ABC Food Machinery replaced Milsy’s aging R134a system and cut 40% in electricity use.
Inside the Milsy ammonia machine room.
By changing Slovak dairy processor Milsy’s decade old R134a indirect cooling system to ammonia/NH3 (R717), ABC Food Machinery enabled it to realize electricity savings of 40% over six months.
In 2020, Milsy, based in Bratislava, Slovakia. approached ABC Food, also based there, to replace its cooling system. By August 2020, a brand-new 800kW (227.5TR) ammonia installation was complete, producing cold water for milk production.
“After six months of operation, we can say that our machine has achieved a 40% lower energy consumption as compared to the previously installed 710kW (202TR) indirect cooling system charged with R134a,” said Juraj Švingál, Technical Sales Director for ABC Food.
This results in a large saving in emissions – both directly from the refrigerant and indirectly from the energy saved. The system also generates 150kW (43TR) of waste heat, which is used for domestic hot water and heating, also saving on steam production.
Milsy was searching for a new, reliable, economic and environmentally friendly system that didn’t include refrigerants that could be restricted in future. ABC Food did the calculations for the operating savings in electricity and found a good opportunity for savings with an ammonia replacement system, explained Švingál.
The new refrigeration system comprises a flooded gravitation plated heat exchanger chiller, complete with cascade piston compressors from HKT Goeldner, a desuperheater, and condensers with adiabatic spray.

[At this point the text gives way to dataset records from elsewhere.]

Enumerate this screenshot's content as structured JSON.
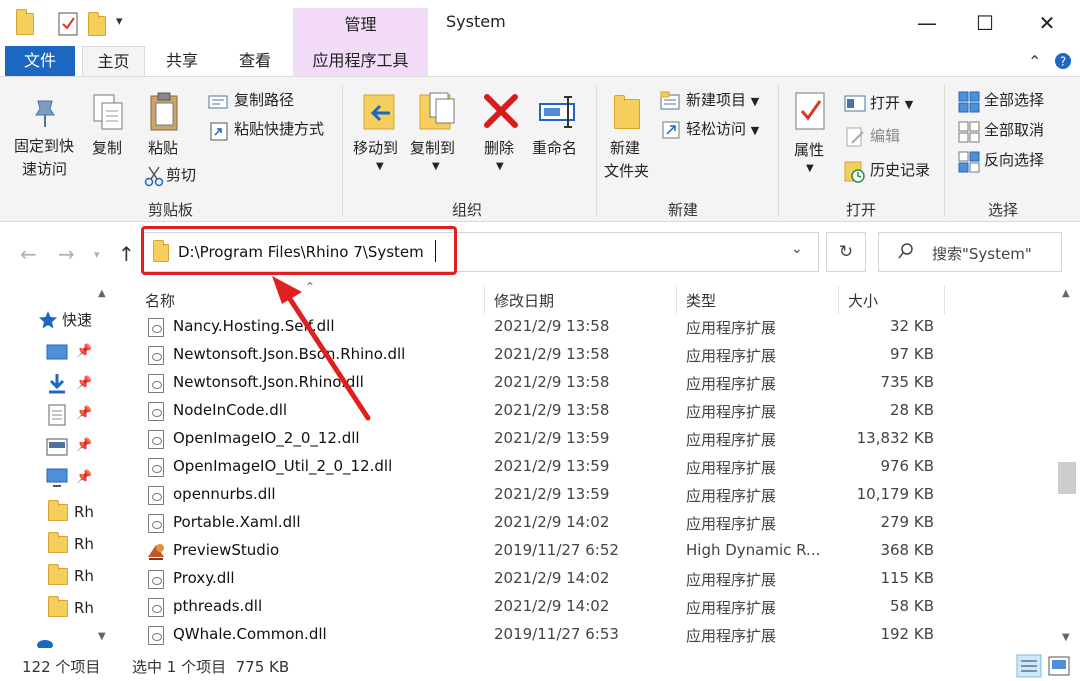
{
  "window": {
    "title": "System",
    "context_tab": "管理",
    "controls": {
      "minimize": "—",
      "maximize": "☐",
      "close": "✕"
    }
  },
  "ribbon_tabs": [
    "文件",
    "主页",
    "共享",
    "查看",
    "应用程序工具"
  ],
  "ribbon": {
    "clipboard": {
      "pin_label_line1": "固定到快",
      "pin_label_line2": "速访问",
      "copy": "复制",
      "paste": "粘贴",
      "copy_path": "复制路径",
      "paste_shortcut": "粘贴快捷方式",
      "cut": "剪切",
      "group": "剪贴板"
    },
    "organize": {
      "move_to": "移动到",
      "copy_to": "复制到",
      "delete": "删除",
      "rename": "重命名",
      "group": "组织"
    },
    "new": {
      "new_folder_line1": "新建",
      "new_folder_line2": "文件夹",
      "new_item": "新建项目",
      "easy_access": "轻松访问",
      "group": "新建"
    },
    "open": {
      "properties": "属性",
      "open": "打开",
      "edit": "编辑",
      "history": "历史记录",
      "group": "打开"
    },
    "select": {
      "select_all": "全部选择",
      "select_none": "全部取消",
      "invert": "反向选择",
      "group": "选择"
    }
  },
  "address": {
    "path": "D:\\Program Files\\Rhino 7\\System",
    "search_placeholder": "搜索\"System\""
  },
  "nav_pane": {
    "quick_access": "快速",
    "folders": [
      "Rh",
      "Rh",
      "Rh",
      "Rh"
    ]
  },
  "columns": {
    "name": "名称",
    "date": "修改日期",
    "type": "类型",
    "size": "大小"
  },
  "files": [
    {
      "name": "Nancy.Hosting.Self.dll",
      "date": "2021/2/9 13:58",
      "type": "应用程序扩展",
      "size": "32 KB",
      "icon": "dll-icon"
    },
    {
      "name": "Newtonsoft.Json.Bson.Rhino.dll",
      "date": "2021/2/9 13:58",
      "type": "应用程序扩展",
      "size": "97 KB",
      "icon": "dll-icon"
    },
    {
      "name": "Newtonsoft.Json.Rhino.dll",
      "date": "2021/2/9 13:58",
      "type": "应用程序扩展",
      "size": "735 KB",
      "icon": "dll-icon"
    },
    {
      "name": "NodeInCode.dll",
      "date": "2021/2/9 13:58",
      "type": "应用程序扩展",
      "size": "28 KB",
      "icon": "dll-icon"
    },
    {
      "name": "OpenImageIO_2_0_12.dll",
      "date": "2021/2/9 13:59",
      "type": "应用程序扩展",
      "size": "13,832 KB",
      "icon": "dll-icon"
    },
    {
      "name": "OpenImageIO_Util_2_0_12.dll",
      "date": "2021/2/9 13:59",
      "type": "应用程序扩展",
      "size": "976 KB",
      "icon": "dll-icon"
    },
    {
      "name": "opennurbs.dll",
      "date": "2021/2/9 13:59",
      "type": "应用程序扩展",
      "size": "10,179 KB",
      "icon": "dll-icon"
    },
    {
      "name": "Portable.Xaml.dll",
      "date": "2021/2/9 14:02",
      "type": "应用程序扩展",
      "size": "279 KB",
      "icon": "dll-icon"
    },
    {
      "name": "PreviewStudio",
      "date": "2019/11/27 6:52",
      "type": "High Dynamic R...",
      "size": "368 KB",
      "icon": "preview-studio-icon"
    },
    {
      "name": "Proxy.dll",
      "date": "2021/2/9 14:02",
      "type": "应用程序扩展",
      "size": "115 KB",
      "icon": "dll-icon"
    },
    {
      "name": "pthreads.dll",
      "date": "2021/2/9 14:02",
      "type": "应用程序扩展",
      "size": "58 KB",
      "icon": "dll-icon"
    },
    {
      "name": "QWhale.Common.dll",
      "date": "2019/11/27 6:53",
      "type": "应用程序扩展",
      "size": "192 KB",
      "icon": "dll-icon"
    }
  ],
  "status": {
    "count": "122 个项目",
    "selection": "选中 1 个项目  775 KB"
  },
  "colors": {
    "file_tab": "#1c67c2",
    "context_tab": "#f3dcf8",
    "highlight": "#e01f1f",
    "ribbon_bg": "#f4f4f4"
  }
}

The system offers precise regulation of the cooling power in a flexible manner, able to change quickly without freezing the plate heat exchanger; this is despite the water in the plate heat exchanger being cooled to near the freezing point (0°C/32°F) at times.
Because the project is situated very near public housing, noise from the refrigerant plant had to be kept to a minimum. Another challenge was the fact that the demand for cooling changes drastically from 80 to 800kW (22 to 227.5TR) in a 24-hour cycle, and the system has to accommodate this. The cooling demand spikes when the milk first comes in and needs to be cooled, as well as after pasteurization. For the rest of the time, the cooling demand is much lower at around 10%.
“Although the client is happy with the system, we are constantly improving our training and skills to make the system better and get more precise settings for better efficiency,” said Švingál.